Wer Jehova nicht liebt, wird es wahrscheinlich kaum schätzen, wenn sein Vergehen ans Licht gebracht wird. Der sündige Mensch neigt dazu, sich gegen eine Zurechtweisung zu sträuben und sich über den zu ärgern, der sie erteilt. (Vergleiche Johannes 7:7.) Kein Wunder, daß viele lieber den Mund halten, als diejenigen von dem Unrecht zu unterrichten, die befugt sind, Missetäter zurechtzuweisen.
Den Wert einer Zurechtweisung schätzen
Unter Jehovas Volk ist man zu einer Zurechtweisung allerdings anders eingestellt. Gottesfürchtige Männer und Frauen haben tiefe Wertschätzung für die Vorkehrungen, die Jehova getroffen hat, um denjenigen in der Christenversammlung zu helfen, die einen Fehltritt begangen haben. Sie betrachten solche Zucht als Ausdruck seiner liebenden Güte (Hebräer 12:6-11).
Das läßt sich an Hand einer Begebenheit aus dem Leben König Davids veranschaulichen. Er war zwar von Jugend an ein gerechter Mann, doch eines Tages verübte auch er schwere Missetaten. Zunächst beging er Ehebruch. In dem Bemühen, seine Sünde zu verbergen, veranlaßte er dann, daß der Mann jener Frau getötet wurde. Doch Jehova offenbarte Davids Sünde dem Propheten Nathan, der David mutig mit dem Vorfall konfrontierte. Nathan bediente sich einer zu Herzen gehenden Veranschaulichung, indem er David fragte, was mit einem Reichen geschehen solle, der viele Schafe hatte, aber das Lamm eines Armen, sein einziges umhegtes Haustier, nahm und schlachtete, um seinen Freund zu verköstigen. David, ein ehemaliger Hirte, geriet darüber so in Zorn, daß er sagte: „Der Mann, der dies tut, verdient zu sterben!“ Nathan wandte die Veranschaulichung dann auf David an und erklärte: „Du selbst bist der Mann!“ (2. Samuel 12:1-7).
David ärgerte sich nicht über Nathan; er versuchte auch nicht, sich zu rechtfertigen, noch nahm er Zuflucht zu Gegenbeschuldigungen. Statt dessen regte sich sein Gewissen wegen Nathans Tadel. Tief betrübt bekannte David: „Ich habe gegen Jehova gesündigt“ (2. Samuel 12:13).
Es wirkte sich positiv aus, daß Nathan die Sünde Davids aufdeckte und ihn auf die von Gott vorgesehene Weise zurechtwies. David blieb zwar nicht von den Folgen seiner falschen Handlung verschont, aber er bereute und wurde mit Jehova versöhnt.
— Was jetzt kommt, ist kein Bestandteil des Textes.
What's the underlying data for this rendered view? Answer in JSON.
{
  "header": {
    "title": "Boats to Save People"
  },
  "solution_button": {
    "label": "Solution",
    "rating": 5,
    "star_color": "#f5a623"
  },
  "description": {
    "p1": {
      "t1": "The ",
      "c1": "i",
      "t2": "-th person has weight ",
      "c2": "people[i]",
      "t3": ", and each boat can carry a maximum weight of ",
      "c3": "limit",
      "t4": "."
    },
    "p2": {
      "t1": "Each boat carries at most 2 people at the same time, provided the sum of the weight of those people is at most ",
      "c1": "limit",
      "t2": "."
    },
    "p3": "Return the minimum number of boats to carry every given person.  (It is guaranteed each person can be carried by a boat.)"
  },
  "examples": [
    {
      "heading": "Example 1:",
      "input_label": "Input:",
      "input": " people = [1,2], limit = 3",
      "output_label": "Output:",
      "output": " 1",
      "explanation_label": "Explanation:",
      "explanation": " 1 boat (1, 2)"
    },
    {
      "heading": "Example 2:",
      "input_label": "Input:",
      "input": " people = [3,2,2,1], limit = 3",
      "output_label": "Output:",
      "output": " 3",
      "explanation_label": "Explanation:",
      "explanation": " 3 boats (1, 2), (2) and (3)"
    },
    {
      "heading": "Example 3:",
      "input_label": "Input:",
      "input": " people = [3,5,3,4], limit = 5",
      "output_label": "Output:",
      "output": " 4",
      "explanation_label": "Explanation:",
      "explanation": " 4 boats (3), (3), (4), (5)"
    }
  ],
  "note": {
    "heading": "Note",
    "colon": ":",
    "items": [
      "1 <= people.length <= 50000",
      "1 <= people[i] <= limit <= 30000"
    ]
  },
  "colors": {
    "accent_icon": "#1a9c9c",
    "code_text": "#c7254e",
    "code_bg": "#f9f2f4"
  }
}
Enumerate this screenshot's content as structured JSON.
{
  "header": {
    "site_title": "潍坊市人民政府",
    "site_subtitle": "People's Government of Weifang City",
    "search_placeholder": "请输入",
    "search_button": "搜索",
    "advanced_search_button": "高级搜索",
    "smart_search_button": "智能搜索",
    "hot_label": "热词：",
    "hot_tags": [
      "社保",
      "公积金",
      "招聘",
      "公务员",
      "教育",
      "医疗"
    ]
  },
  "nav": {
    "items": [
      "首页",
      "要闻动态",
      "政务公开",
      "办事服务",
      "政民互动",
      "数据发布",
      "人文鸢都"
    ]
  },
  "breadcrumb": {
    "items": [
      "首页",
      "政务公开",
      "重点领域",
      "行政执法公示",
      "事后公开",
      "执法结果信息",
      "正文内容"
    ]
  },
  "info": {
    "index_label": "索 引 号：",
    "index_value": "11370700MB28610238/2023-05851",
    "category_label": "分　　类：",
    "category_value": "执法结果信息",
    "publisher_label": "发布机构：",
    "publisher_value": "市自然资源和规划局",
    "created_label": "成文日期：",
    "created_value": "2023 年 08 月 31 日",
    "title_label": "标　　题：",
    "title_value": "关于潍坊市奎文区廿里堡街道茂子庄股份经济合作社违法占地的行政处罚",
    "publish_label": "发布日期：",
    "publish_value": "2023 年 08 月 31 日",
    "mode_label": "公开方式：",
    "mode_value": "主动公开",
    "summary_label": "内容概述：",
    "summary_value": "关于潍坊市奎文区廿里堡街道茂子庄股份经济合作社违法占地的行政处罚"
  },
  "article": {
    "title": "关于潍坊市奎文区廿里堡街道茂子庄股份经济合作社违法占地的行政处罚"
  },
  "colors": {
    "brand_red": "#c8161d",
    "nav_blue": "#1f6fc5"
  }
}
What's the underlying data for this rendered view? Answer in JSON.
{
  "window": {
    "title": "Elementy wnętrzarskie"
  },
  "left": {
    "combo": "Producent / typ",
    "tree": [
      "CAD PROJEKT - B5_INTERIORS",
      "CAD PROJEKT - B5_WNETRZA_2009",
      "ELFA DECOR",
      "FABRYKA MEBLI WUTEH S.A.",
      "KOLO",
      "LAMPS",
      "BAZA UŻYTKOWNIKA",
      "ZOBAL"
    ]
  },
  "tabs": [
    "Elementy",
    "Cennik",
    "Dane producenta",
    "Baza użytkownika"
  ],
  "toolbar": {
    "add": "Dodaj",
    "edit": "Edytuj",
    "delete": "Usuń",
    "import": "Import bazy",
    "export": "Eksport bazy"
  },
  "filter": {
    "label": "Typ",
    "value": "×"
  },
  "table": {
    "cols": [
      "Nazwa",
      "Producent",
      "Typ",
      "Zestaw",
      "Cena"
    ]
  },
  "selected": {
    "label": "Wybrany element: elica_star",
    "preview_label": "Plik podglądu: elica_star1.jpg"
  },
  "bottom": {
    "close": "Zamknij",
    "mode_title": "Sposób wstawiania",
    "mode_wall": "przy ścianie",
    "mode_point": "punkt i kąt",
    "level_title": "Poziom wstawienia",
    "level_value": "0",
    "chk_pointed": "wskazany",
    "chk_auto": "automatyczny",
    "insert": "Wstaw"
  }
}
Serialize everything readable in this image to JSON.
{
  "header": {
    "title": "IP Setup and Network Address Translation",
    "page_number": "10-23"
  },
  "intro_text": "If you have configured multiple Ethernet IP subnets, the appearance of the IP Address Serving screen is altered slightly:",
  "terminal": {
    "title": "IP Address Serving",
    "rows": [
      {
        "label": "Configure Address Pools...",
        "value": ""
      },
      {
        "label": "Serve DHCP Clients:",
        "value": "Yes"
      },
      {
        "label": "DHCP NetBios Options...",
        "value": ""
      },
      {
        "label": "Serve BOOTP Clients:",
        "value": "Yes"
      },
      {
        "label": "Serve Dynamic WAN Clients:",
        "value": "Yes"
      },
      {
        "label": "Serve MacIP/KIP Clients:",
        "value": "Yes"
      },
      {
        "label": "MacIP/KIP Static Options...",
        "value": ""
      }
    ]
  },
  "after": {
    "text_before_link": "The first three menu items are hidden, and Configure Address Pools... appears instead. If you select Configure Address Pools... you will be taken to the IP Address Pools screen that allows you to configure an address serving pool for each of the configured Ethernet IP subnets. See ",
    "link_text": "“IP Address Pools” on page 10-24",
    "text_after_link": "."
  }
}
Wie dachte David über eine solche Zurechtweisung? Er schrieb: „Sollte der Gerechte mich schlagen, es wäre liebende Güte; und sollte er mich zurechtweisen, es wäre Öl auf das Haupt, das mein Haupt nicht zurückweisen möchte“ (Psalm 141:5).
Auch heute kann es vorkommen, daß Diener Jehovas — selbst solche, die viele Jahre treu gedient haben — eine schwere Missetat begehen. In dem Bewußtsein, daß die Ältesten helfen können, ergreifen die meisten die Initiative und bitten sie um Hilfe (Jakobus 5:13-16). Doch es kann auch vorkommen, daß ein Missetäter seine Sünde zu vertuschen sucht wie König David. Was sollten wir tun, wenn wir Kenntnis von einer schweren Missetat in der Versammlung haben?
Wessen Verantwortung ist es?
Wenn Älteste von einer schweren Missetat erfahren, sprechen sie den Betreffenden an, um ihm die nötige Hilfe zu leisten und ihn zurechtzubringen. Es gehört zu den Pflichten der Ältesten, solche Personen in der Versammlung zu richten. Da sie über den geistigen Zustand der Versammlung wachen, helfen sie demjenigen, der im Begriff steht, einen unklugen oder verkehrten Schritt zu tun, und ermahnen ihn (1. Korinther 5:12, 13; 2. Timotheus 4:2; 1. Petrus 5:1, 2).
Wie verhält es sich jedoch, wenn jemand, der kein Ältester ist, von der schweren Missetat eines anderen Christen erfährt? Entsprechende Richtlinien sind in dem Gesetz zu finden, das Jehova der Nation Israel gab. Darin wurde erklärt, daß jemand, der Zeuge von abtrünnigem Handeln, von Aufwiegelung, Mord oder gewissen anderen Verbrechen wurde, verpflichtet war, es zu berichten und das zu bezeugen, was er wußte. In 3. Mose 5:1 heißt es: „Falls nun eine Seele sündigt, indem sie eine öffentliche Verfluchung gehört hat, und der Betreffende ist Zeuge, oder er hat es gesehen oder hat es erfahren, dann soll er sich, wenn er es nicht berichtet, für sein Vergehen verantworten.“ (Vergleiche 5. Mose 13:6-8; Esther 6:2; Sprüche 29:24.)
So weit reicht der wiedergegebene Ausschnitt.